More importantly, the success of novel mechanistic insights into tumor immunotherapy is hindered by various obstacles including the ability of OC cells to generate an immunotolerant environment, the activation of negative regulatory signals, and the secretion of inhibitory factors and immunosuppressive cytokines. Lastly, studies exploring the effect of P-MAPA and CIS on genetic TLR2 and TLR4 knockout mouse models of OC are needed to better understand the molecular mechanism(s) by which these therapies effectively promote their immunomodulatory effects in OC.

Conclusion

In summary, our study demonstrated the cross-talk between P-MAPA and CIS upon TLR system.

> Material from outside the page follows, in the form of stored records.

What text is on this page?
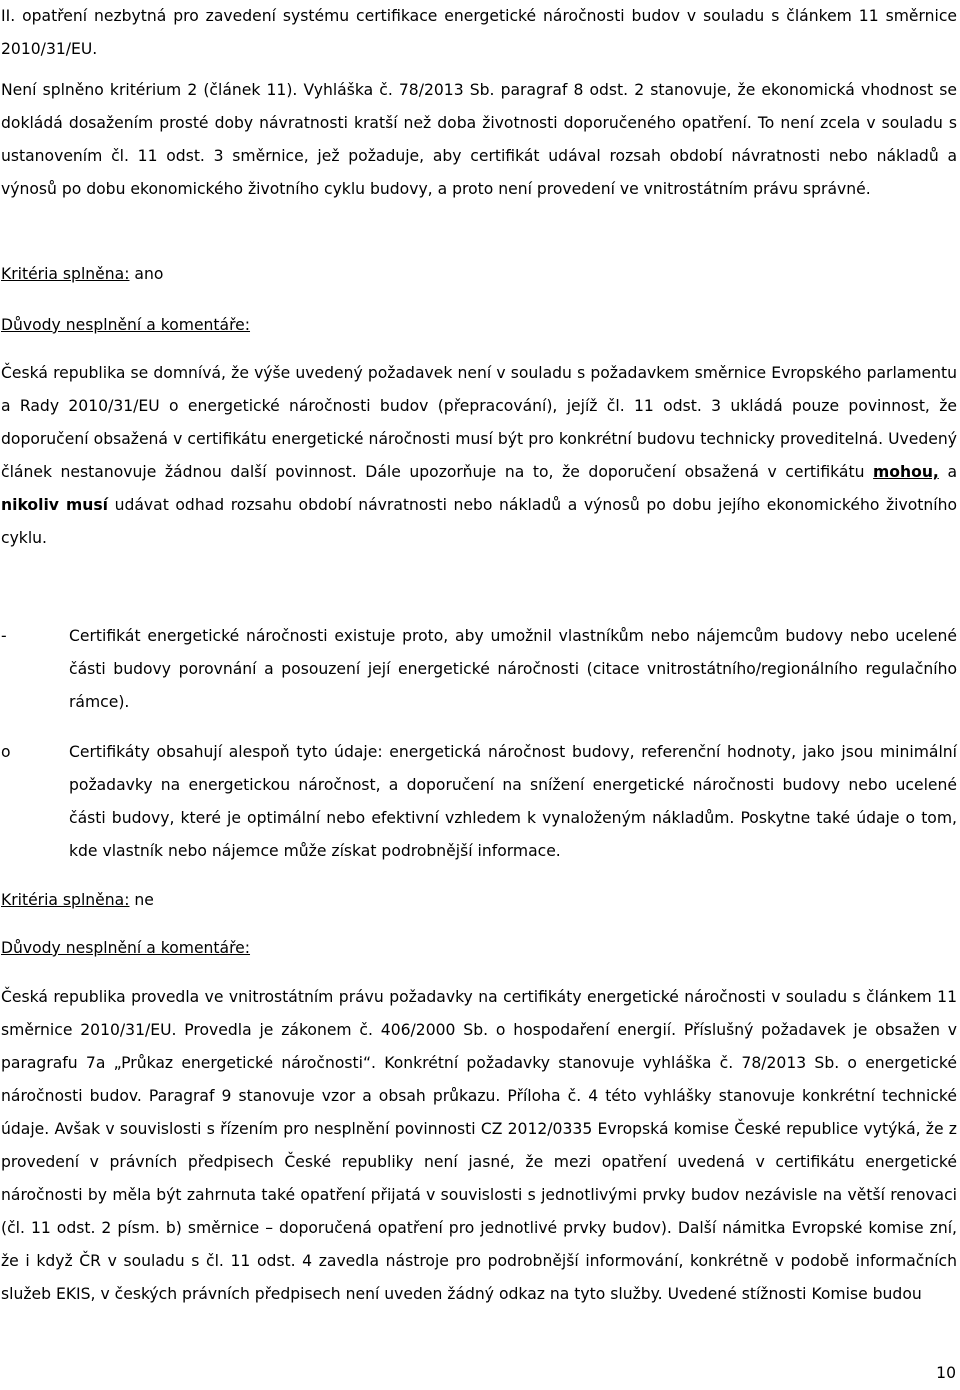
II. opatření nezbytná pro zavedení systému certifikace energetické náročnosti budov v souladu s článkem 11 směrnice 2010/31/EU.

Není splněno kritérium 2 (článek 11). Vyhláška č. 78/2013 Sb. paragraf 8 odst. 2 stanovuje, že ekonomická vhodnost se dokládá dosažením prosté doby návratnosti kratší než doba životnosti doporučeného opatření. To není zcela v souladu s ustanovením čl. 11 odst. 3 směrnice, jež požaduje, aby certifikát udával rozsah období návratnosti nebo nákladů a výnosů po dobu ekonomického životního cyklu budovy, a proto není provedení ve vnitrostátním právu správné.

Kritéria splněna: ano

Důvody nesplnění a komentáře:

Česká republika se domnívá, že výše uvedený požadavek není v souladu s požadavkem směrnice Evropského parlamentu a Rady 2010/31/EU o energetické náročnosti budov (přepracování), jejíž čl. 11 odst. 3 ukládá pouze povinnost, že doporučení obsažená v certifikátu energetické náročnosti musí být pro konkrétní budovu technicky proveditelná. Uvedený článek nestanovuje žádnou další povinnost. Dále upozorňuje na to, že doporučení obsažená v certifikátu mohou, a nikoliv musí udávat odhad rozsahu období návratnosti nebo nákladů a výnosů po dobu jejího ekonomického životního cyklu.

-	Certifikát energetické náročnosti existuje proto, aby umožnil vlastníkům nebo nájemcům budovy nebo ucelené části budovy porovnání a posouzení její energetické náročnosti (citace vnitrostátního/regionálního regulačního rámce).

o	Certifikáty obsahují alespoň tyto údaje: energetická náročnost budovy, referenční hodnoty, jako jsou minimální požadavky na energetickou náročnost, a doporučení na snížení energetické náročnosti budovy nebo ucelené části budovy, které je optimální nebo efektivní vzhledem k vynaloženým nákladům. Poskytne také údaje o tom, kde vlastník nebo nájemce může získat podrobnější informace.

Kritéria splněna: ne

Důvody nesplnění a komentáře:

Česká republika provedla ve vnitrostátním právu požadavky na certifikáty energetické náročnosti v souladu s článkem 11 směrnice 2010/31/EU. Provedla je zákonem č. 406/2000 Sb. o hospodaření energií. Příslušný požadavek je obsažen v paragrafu 7a „Průkaz energetické náročnosti“. Konkrétní požadavky stanovuje vyhláška č. 78/2013 Sb. o energetické náročnosti budov. Paragraf 9 stanovuje vzor a obsah průkazu. Příloha č. 4 této vyhlášky stanovuje konkrétní technické údaje. Avšak v souvislosti s řízením pro nesplnění povinnosti CZ 2012/0335 Evropská komise České republice vytýká, že z provedení v právních předpisech České republiky není jasné, že mezi opatření uvedená v certifikátu energetické náročnosti by měla být zahrnuta také opatření přijatá v souvislosti s jednotlivými prvky budov nezávisle na větší renovaci (čl. 11 odst. 2 písm. b) směrnice – doporučená opatření pro jednotlivé prvky budov). Další námitka Evropské komise zní, že i když ČR v souladu s čl. 11 odst. 4 zavedla nástroje pro podrobnější informování, konkrétně v podobě informačních služeb EKIS, v českých právních předpisech není uveden žádný odkaz na tyto služby. Uvedené stížnosti Komise budou

10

Although CIS therapy was more effective than P-MAPA in reducing tumor growth, P-MAPA immunotherapy significantly increased the expressions of TLR2 and TLR4. Together, P-MAPA and CIS therapy is important in modulating the downstream molecules of MyD88- and TRIF-mediated TLR4 signaling pathway in OC. While no apparent effect on proinflammatory cytokines was observed, P-MAPA alone or in combination with CIS seems to cause elevation in IFN signaling. Our data suggest that P-MAPA immunotherapy may provide additional therapeutic opportunity for OC in combination with other anticancer agents, such as cisplatin. This may allow the discovery of new immune mechanisms during the acquisition of chemoresistance to drugs.